O15 – Mitigation of Splenocyte Apoptosis by Th2-Polarized Invariant Natural Killer T Cells Reduces Disease Severity in Intra-abdominal Sepsis
Author(s):
Background: Invariant natural killer T (iNKT) cells are potent lymphocytes that can produce pro- and/or anti-inflammatory cytokines early in the course of an immune response. They present an attractive target for therapy in a wide range of human diseases. Because little is known about their role in sepsis, we sought to determine the frequency of iNKT cells in septic patients. We also employed a mouse model of intra-abdominal sepsis (IAS) to test the effect of OCH, a Th2-polarizing agonist of iNKT cells that induces an anti-inflammatory phenotype, on disease severity.
Hypothesis: We hypothesized that the frequency of iNKT cells would be elevated in septic patients, and that treatment with OCH would ameliorate disease severity in mice with IAS.

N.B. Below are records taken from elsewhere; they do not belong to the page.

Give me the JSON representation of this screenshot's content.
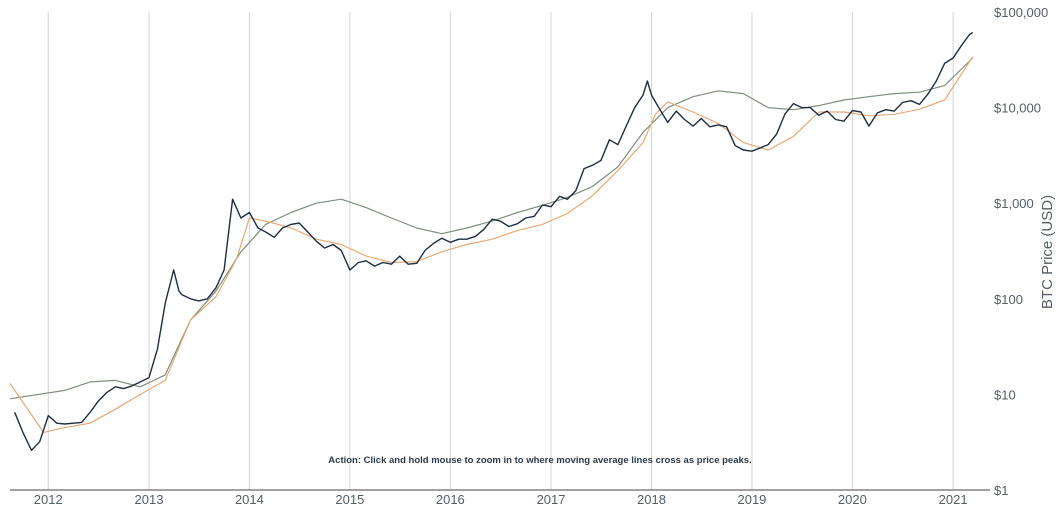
{
  "chart_data": {
    "type": "line",
    "ylabel": "BTC Price (USD)",
    "yscale": "log",
    "ylim": [
      1,
      100000
    ],
    "xlim": [
      "2011-08-15",
      "2021-05-15"
    ],
    "grid": {
      "vertical": true,
      "horizontal": false
    },
    "x_ticks": [
      "2012",
      "2013",
      "2014",
      "2015",
      "2016",
      "2017",
      "2018",
      "2019",
      "2020",
      "2021"
    ],
    "y_ticks": [
      {
        "value": 1,
        "label": "$1"
      },
      {
        "value": 10,
        "label": "$10"
      },
      {
        "value": 100,
        "label": "$100"
      },
      {
        "value": 1000,
        "label": "$1,000"
      },
      {
        "value": 10000,
        "label": "$10,000"
      },
      {
        "value": 100000,
        "label": "$100,000"
      }
    ],
    "annotation": "Action: Click and hold mouse to zoom in to where moving average lines cross as price peaks.",
    "series": [
      {
        "color": "#1f2d3d",
        "x": [
          "2011-09-01",
          "2011-10-01",
          "2011-11-01",
          "2011-12-01",
          "2012-01-01",
          "2012-02-01",
          "2012-03-01",
          "2012-04-01",
          "2012-05-01",
          "2012-06-01",
          "2012-07-01",
          "2012-08-01",
          "2012-09-01",
          "2012-10-01",
          "2012-11-01",
          "2012-12-01",
          "2013-01-01",
          "2013-02-01",
          "2013-03-01",
          "2013-04-01",
          "2013-04-20",
          "2013-05-01",
          "2013-06-01",
          "2013-07-01",
          "2013-08-01",
          "2013-09-01",
          "2013-10-01",
          "2013-11-01",
          "2013-12-01",
          "2014-01-01",
          "2014-02-01",
          "2014-03-01",
          "2014-04-01",
          "2014-05-01",
          "2014-06-01",
          "2014-07-01",
          "2014-08-01",
          "2014-09-01",
          "2014-10-01",
          "2014-11-01",
          "2014-12-01",
          "2015-01-01",
          "2015-02-01",
          "2015-03-01",
          "2015-04-01",
          "2015-05-01",
          "2015-06-01",
          "2015-07-01",
          "2015-08-01",
          "2015-09-01",
          "2015-10-01",
          "2015-11-01",
          "2015-12-01",
          "2016-01-01",
          "2016-02-01",
          "2016-03-01",
          "2016-04-01",
          "2016-05-01",
          "2016-06-01",
          "2016-07-01",
          "2016-08-01",
          "2016-09-01",
          "2016-10-01",
          "2016-11-01",
          "2016-12-01",
          "2017-01-01",
          "2017-02-01",
          "2017-03-01",
          "2017-04-01",
          "2017-05-01",
          "2017-06-01",
          "2017-07-01",
          "2017-08-01",
          "2017-09-01",
          "2017-10-01",
          "2017-11-01",
          "2017-12-01",
          "2017-12-17",
          "2018-01-01",
          "2018-02-01",
          "2018-03-01",
          "2018-04-01",
          "2018-05-01",
          "2018-06-01",
          "2018-07-01",
          "2018-08-01",
          "2018-09-01",
          "2018-10-01",
          "2018-11-01",
          "2018-12-01",
          "2019-01-01",
          "2019-02-01",
          "2019-03-01",
          "2019-04-01",
          "2019-05-01",
          "2019-06-01",
          "2019-07-01",
          "2019-08-01",
          "2019-09-01",
          "2019-10-01",
          "2019-11-01",
          "2019-12-01",
          "2020-01-01",
          "2020-02-01",
          "2020-03-01",
          "2020-04-01",
          "2020-05-01",
          "2020-06-01",
          "2020-07-01",
          "2020-08-01",
          "2020-09-01",
          "2020-10-01",
          "2020-11-01",
          "2020-12-01",
          "2021-01-01",
          "2021-02-01",
          "2021-03-01",
          "2021-03-13"
        ],
        "y": [
          6.5,
          4,
          2.6,
          3.2,
          6,
          5,
          4.9,
          5,
          5.1,
          6.5,
          8.5,
          10.5,
          12,
          11.5,
          12.3,
          13.5,
          15,
          30,
          90,
          200,
          120,
          110,
          100,
          95,
          100,
          130,
          200,
          1100,
          700,
          800,
          550,
          500,
          440,
          550,
          600,
          620,
          500,
          400,
          340,
          370,
          320,
          200,
          240,
          250,
          220,
          240,
          230,
          280,
          230,
          235,
          320,
          380,
          430,
          390,
          420,
          420,
          450,
          530,
          680,
          650,
          570,
          610,
          700,
          730,
          960,
          920,
          1180,
          1100,
          1350,
          2300,
          2500,
          2800,
          4600,
          4100,
          6400,
          10000,
          13500,
          19000,
          13500,
          9500,
          7000,
          9200,
          7500,
          6400,
          7700,
          6300,
          6600,
          6300,
          4000,
          3600,
          3500,
          3800,
          4100,
          5300,
          8600,
          11000,
          10000,
          10000,
          8300,
          9200,
          7500,
          7200,
          9300,
          9000,
          6400,
          8800,
          9500,
          9200,
          11300,
          11800,
          10800,
          13800,
          19000,
          29000,
          33000,
          45000,
          58000,
          61000
        ]
      },
      {
        "color": "#e3aa78",
        "x": [
          "2011-08-15",
          "2011-12-15",
          "2012-03-01",
          "2012-06-01",
          "2012-09-01",
          "2012-12-01",
          "2013-03-01",
          "2013-06-01",
          "2013-09-01",
          "2013-11-15",
          "2014-01-01",
          "2014-03-01",
          "2014-06-01",
          "2014-09-01",
          "2014-12-01",
          "2015-03-01",
          "2015-06-01",
          "2015-09-01",
          "2015-12-01",
          "2016-03-01",
          "2016-06-01",
          "2016-09-01",
          "2016-12-01",
          "2017-03-01",
          "2017-06-01",
          "2017-09-01",
          "2017-12-01",
          "2018-01-15",
          "2018-03-01",
          "2018-06-01",
          "2018-09-01",
          "2018-12-01",
          "2019-03-01",
          "2019-06-01",
          "2019-09-01",
          "2019-12-01",
          "2020-03-01",
          "2020-06-01",
          "2020-09-01",
          "2020-12-01",
          "2021-03-13"
        ],
        "y": [
          13,
          4,
          4.5,
          5,
          7,
          10,
          14,
          60,
          105,
          260,
          700,
          650,
          550,
          420,
          370,
          280,
          240,
          245,
          310,
          370,
          420,
          520,
          600,
          780,
          1200,
          2200,
          4300,
          8500,
          11500,
          9000,
          6800,
          4300,
          3600,
          5000,
          9000,
          9000,
          8200,
          8500,
          9600,
          12000,
          34000
        ]
      },
      {
        "color": "#7d8f7c",
        "x": [
          "2011-08-15",
          "2012-03-01",
          "2012-06-01",
          "2012-09-01",
          "2012-12-01",
          "2013-03-01",
          "2013-06-01",
          "2013-09-01",
          "2013-12-01",
          "2014-03-01",
          "2014-06-01",
          "2014-09-01",
          "2014-12-01",
          "2015-03-01",
          "2015-06-01",
          "2015-09-01",
          "2015-12-01",
          "2016-03-01",
          "2016-06-01",
          "2016-09-01",
          "2016-12-01",
          "2017-03-01",
          "2017-06-01",
          "2017-09-01",
          "2017-12-01",
          "2018-03-01",
          "2018-06-01",
          "2018-09-01",
          "2018-12-01",
          "2019-03-01",
          "2019-06-01",
          "2019-09-01",
          "2019-12-01",
          "2020-03-01",
          "2020-06-01",
          "2020-09-01",
          "2020-12-01",
          "2021-03-13"
        ],
        "y": [
          9,
          11,
          13.5,
          14,
          12,
          16,
          60,
          120,
          310,
          600,
          800,
          1000,
          1100,
          900,
          700,
          550,
          480,
          550,
          650,
          800,
          950,
          1150,
          1500,
          2400,
          5500,
          10000,
          13000,
          15000,
          14000,
          10000,
          9500,
          10500,
          12000,
          13000,
          14000,
          14500,
          17000,
          33000
        ]
      }
    ]
  }
}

Methods: Blood samples were drawn from patients with or without sepsis admitted to the intensive care unit within 48 hours. The frequencies of CD3+ conventional T cells and CD3+CD1d tetramer+ iNKT cells were determined by flow cytometry. A fecal solution was administered intraperitoneally to either OCH- or vehicle-treated C57BL/6 (B6) mice to induce IAS. After 24 hours, lymphocyte subsets (T cells and iNKT cells) were evaluated within the liver and spleen by flow cytometry. Organs were also harvested for histological and cytokine analyses.
Results: Twenty-three septic and seven non-septic poly-trauma patients were identified. Peripheral blood iNKT cell frequency was higher (p= 0.047) in patients with sepsis (0.086% of T cells) compared to non-septic poly-trauma patients (0.014% of T cells). OCH-treated mice with IAS had significantly lower sepsis severity scores (p< 0.0001) and prolonged survival compared to vehicle-treated mice (p= 0.015). Treatment with OCH markedly reduced apoptosis of splenic macrophages, T cells, and B cells, but not natural killer (NK) cells. The expression of pro-inflammatory cytokines was also significantly reduced within the spleens of OCH-treated mice.
Conclusions: Septic patients have an increased proportion of iNKT cells compared to non-septic patients. Polarizing iNKT cells towards a Th2 phenotype significantly reduces disease severity in IAS by mitigating splenocyte apoptosis, a novel finding that has not been previously reported. This study highlights iNKT cells as potentially important targets for therapy in sepsis.